The European Medicines Agency (EMA) announced on Tuesday that it is reviewing the available data on the risk of suicidal thoughts and self-harm associated with GLP1 analogue medicines, including Ozempic, Saxenda and Wegovy, which are used for weight loss and to treat type 2 diabetes.
The PRAC safety committee initiated this review after Iceland’s medicines agency looked at 150 reports of “suicidal ideation and self-harm” in people using GLP1 analogue drugs, including drugs available in the EU such as Ozempic (semaglutide), Saxenda ( liraglutide) and Wegovy (semaglutide).
“The drugs liraglutide and semaglutide are widely used, with an exposure of more than 20 million patients a year to date. It is not yet clear whether the reported cases are related to the drugs themselves or to the underlying conditions of the patients or other factors.
However, the PRAC is doing this review in the context of a signal about a ‘potentially caused adverse event’ by the medicine, but this ‘does not necessarily mean’ that the medicine in question caused it and may just be coincidental.
Saxenda and Wegovy are authorized in the EU for weight control, along with diet and physical activity in overweight or obese people when there is at least one weight-related health problem.

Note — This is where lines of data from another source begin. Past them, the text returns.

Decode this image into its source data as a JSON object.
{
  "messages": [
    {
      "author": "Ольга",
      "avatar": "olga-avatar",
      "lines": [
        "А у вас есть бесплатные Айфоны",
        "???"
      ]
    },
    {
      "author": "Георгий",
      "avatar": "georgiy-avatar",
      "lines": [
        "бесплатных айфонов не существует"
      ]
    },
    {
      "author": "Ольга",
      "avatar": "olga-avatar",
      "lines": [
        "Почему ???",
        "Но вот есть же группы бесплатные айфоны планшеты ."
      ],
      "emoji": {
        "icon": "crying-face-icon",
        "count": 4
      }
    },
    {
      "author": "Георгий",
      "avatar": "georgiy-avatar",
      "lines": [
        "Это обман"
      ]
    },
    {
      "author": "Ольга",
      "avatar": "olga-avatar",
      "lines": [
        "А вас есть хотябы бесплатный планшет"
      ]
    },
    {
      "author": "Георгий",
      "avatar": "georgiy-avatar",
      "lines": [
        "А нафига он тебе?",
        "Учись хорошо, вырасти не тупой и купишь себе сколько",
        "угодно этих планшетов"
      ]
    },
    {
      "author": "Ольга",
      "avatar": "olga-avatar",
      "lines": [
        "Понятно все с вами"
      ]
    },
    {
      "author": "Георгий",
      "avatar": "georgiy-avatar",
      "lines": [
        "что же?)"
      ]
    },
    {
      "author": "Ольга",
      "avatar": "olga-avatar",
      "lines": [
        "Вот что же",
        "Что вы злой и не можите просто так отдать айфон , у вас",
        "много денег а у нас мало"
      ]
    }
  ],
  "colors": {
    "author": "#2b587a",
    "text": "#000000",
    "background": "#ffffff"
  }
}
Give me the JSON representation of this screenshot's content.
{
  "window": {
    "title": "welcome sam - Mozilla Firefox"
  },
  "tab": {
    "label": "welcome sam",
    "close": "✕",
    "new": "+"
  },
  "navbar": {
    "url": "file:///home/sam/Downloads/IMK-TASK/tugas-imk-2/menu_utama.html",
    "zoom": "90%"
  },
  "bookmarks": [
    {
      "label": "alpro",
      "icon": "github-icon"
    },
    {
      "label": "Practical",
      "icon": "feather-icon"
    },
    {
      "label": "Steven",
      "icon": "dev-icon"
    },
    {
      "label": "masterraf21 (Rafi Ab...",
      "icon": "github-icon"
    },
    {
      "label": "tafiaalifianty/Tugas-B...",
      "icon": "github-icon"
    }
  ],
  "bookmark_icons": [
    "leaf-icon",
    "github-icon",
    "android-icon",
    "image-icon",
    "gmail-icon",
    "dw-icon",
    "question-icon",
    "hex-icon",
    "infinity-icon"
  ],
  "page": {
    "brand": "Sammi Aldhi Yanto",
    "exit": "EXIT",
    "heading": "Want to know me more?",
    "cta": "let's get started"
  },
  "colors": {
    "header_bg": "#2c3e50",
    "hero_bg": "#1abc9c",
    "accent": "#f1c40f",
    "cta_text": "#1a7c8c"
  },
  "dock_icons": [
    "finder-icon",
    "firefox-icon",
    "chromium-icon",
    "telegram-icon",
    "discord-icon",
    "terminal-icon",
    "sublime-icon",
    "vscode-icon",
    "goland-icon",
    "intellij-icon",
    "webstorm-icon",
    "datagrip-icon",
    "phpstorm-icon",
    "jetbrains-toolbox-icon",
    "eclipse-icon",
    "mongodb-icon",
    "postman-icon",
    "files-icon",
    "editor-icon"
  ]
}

Ozempic is authorized for the treatment of adults with type 2 diabetes, also as a supplement to diet and exercise, but the EMA warns that “it has been used in an unauthorized way to lose weight.” So far, suicidal ideation does not currently appear as a side effect of GLP1 analogue drugs.
The review of Ozempic, Saxenda and Wegovy began on July 3 and has been expanded to include other similar drugs, although the review is not expected to conclude until next November.